From the sample image below, I have a border in yellow just for display purposes only.

The actual .png file is a simple black/white image 3 pixels by 3 pixels. I was originally thinking to try as a 2x2, but that would not help trying to interpret low/hi vs hi/low drawing stream. At least this way, I would have two black, one white from the top, or one white, two black from the bottom..

So I read the chunks of data, get to the IDAT chunk, decode that (zlib) and come up with 12 bytes as follows

00 20 00 40 00 80

So, my question, how does the above get broken down into the 3x3 black and white sample... Also, it is saved in palette format and properly recognizes the bit depth of 1 and color palette of 2... color pallet[0] is RGBA all zeros. Palette1 has RGBA of 255, 255, 255, 0

I'll eventually get into the multiple other depth formats later, just wanted to start with what would expect to be the easiest.

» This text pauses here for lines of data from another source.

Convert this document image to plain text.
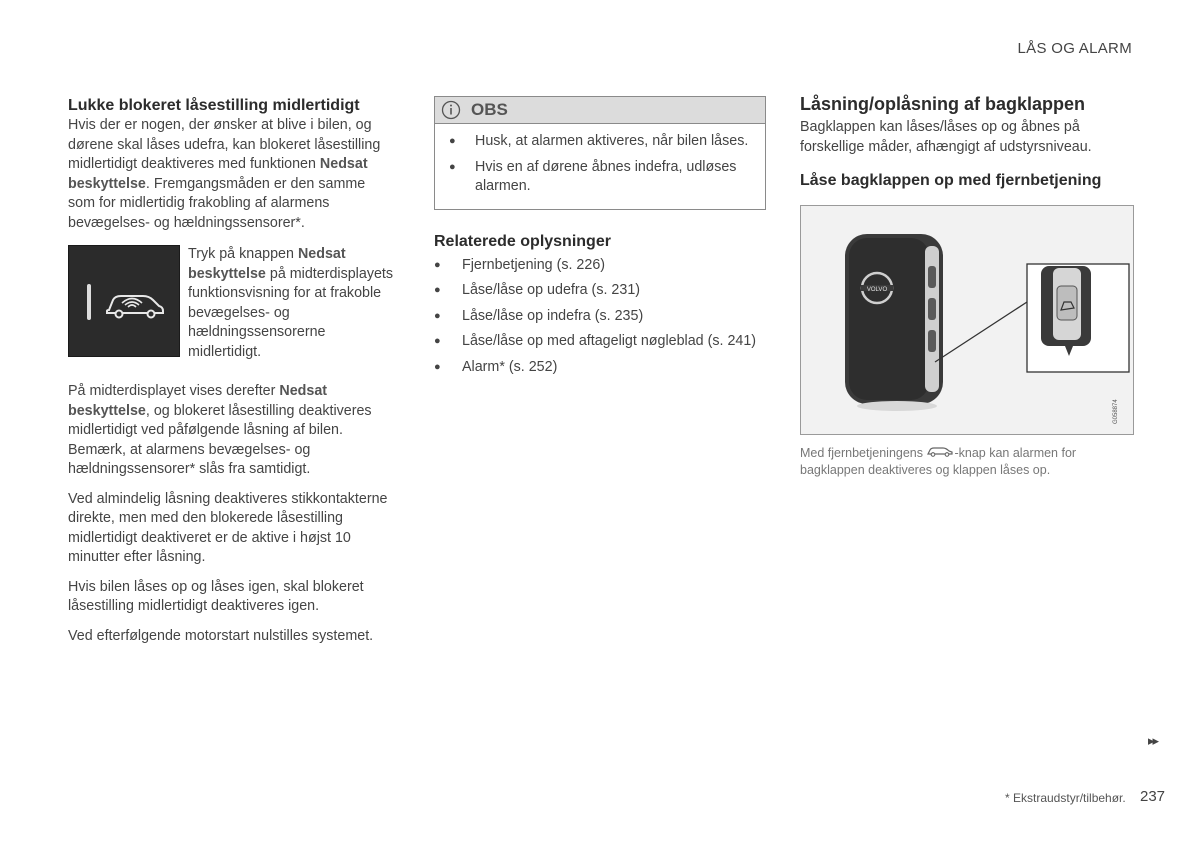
LÅS OG ALARM
Lukke blokeret låsestilling midlertidigt

Hvis der er nogen, der ønsker at blive i bilen, og dørene skal låses udefra, kan blokeret låsestilling midlertidigt deaktiveres med funktionen Nedsat beskyttelse. Fremgangsmåden er den samme som for midlertidig frakobling af alarmens bevægelses- og hældningssensorer*.

Tryk på knappen Nedsat beskyttelse på midterdisplayets funktionsvisning for at frakoble bevægelses- og hældningssensorerne midlertidigt.

På midterdisplayet vises derefter Nedsat beskyttelse, og blokeret låsestilling deaktiveres midlertidigt ved påfølgende låsning af bilen. Bemærk, at alarmens bevægelses- og hældningssensorer* slås fra samtidigt.

Ved almindelig låsning deaktiveres stikkontakterne direkte, men med den blokerede låsestilling midlertidigt deaktiveret er de aktive i højst 10 minutter efter låsning.

Hvis bilen låses op og låses igen, skal blokeret låsestilling midlertidigt deaktiveres igen.

Ved efterfølgende motorstart nulstilles systemet.

OBS
●	Husk, at alarmen aktiveres, når bilen låses.
●	Hvis en af dørene åbnes indefra, udløses alarmen.
Relaterede oplysninger
●	Fjernbetjening (s. 226)
●	Låse/låse op udefra (s. 231)
●	Låse/låse op indefra (s. 235)
●	Låse/låse op med aftageligt nøgleblad (s. 241)
●	Alarm* (s. 252)
Låsning/oplåsning af bagklappen

Bagklappen kan låses/låses op og åbnes på forskellige måder, afhængigt af udstyrsniveau.

Låse bagklappen op med fjernbetjening
VOLVO
G058874
Med fjernbetjeningens -knap kan alarmen for bagklappen deaktiveres og klappen låses op.
▸▸
* Ekstraudstyr/tilbehør. 237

Part II. Any guidance on handling the other depth formats would help if anything special to be considered especially regarding alpha channel (which I am already looking for in the palette) that might trip me up.

enter image description here

1
If you want to fully understand the IDAT format, just read the standard, it's quite simple: libpng.org/pub/png/spec/iso/index-object.html#11IDAT - leonbloy
Thanks for that additional document... I'll look into that too, but the one below actually cleared up a BUNCH for me that I did not actually follow from any spec... Graphics is not my primary, so I'm trying to learn vs just "here... use this." - DRapp

1 Answers

5
votes

It wouuld be easier if you use libpng, so I guess this is for learning purposes.

The thing is if you decompress the IDAT chunk directly, you get some data that is not supposed to be displayed and/or may need to be transformed (because a filter was applied) to get the actual bytes. In PNG format each line starts with an extra byte that tells you which filter was applied to that line, the remaining bytes contain the line pixels.

BTW, 00 20 00 40 00 80 are 6 bytes only (not 12, as you think). Now if you see this data as binary, your 3 lines would look like this:

00000000 00100000
00000000 01000000
00000000 10000000

Now, your image is 1 bit per pixel, so 1 byte is required to save a line of 3 pixels. The 3 highest bits are actually used (the 5 lower bits are ignored). I replaced the ignored bits with a x, so I think is easier to see the actual pixels (0 is black, 1 is white):

00000000 001xxxxx
00000000 010xxxxx
00000000 100xxxxx

In this case, no filter was applied to any line, because the first byte of each line is zero (0 means no filter applied, values from 1 to 4 means a filter was applied).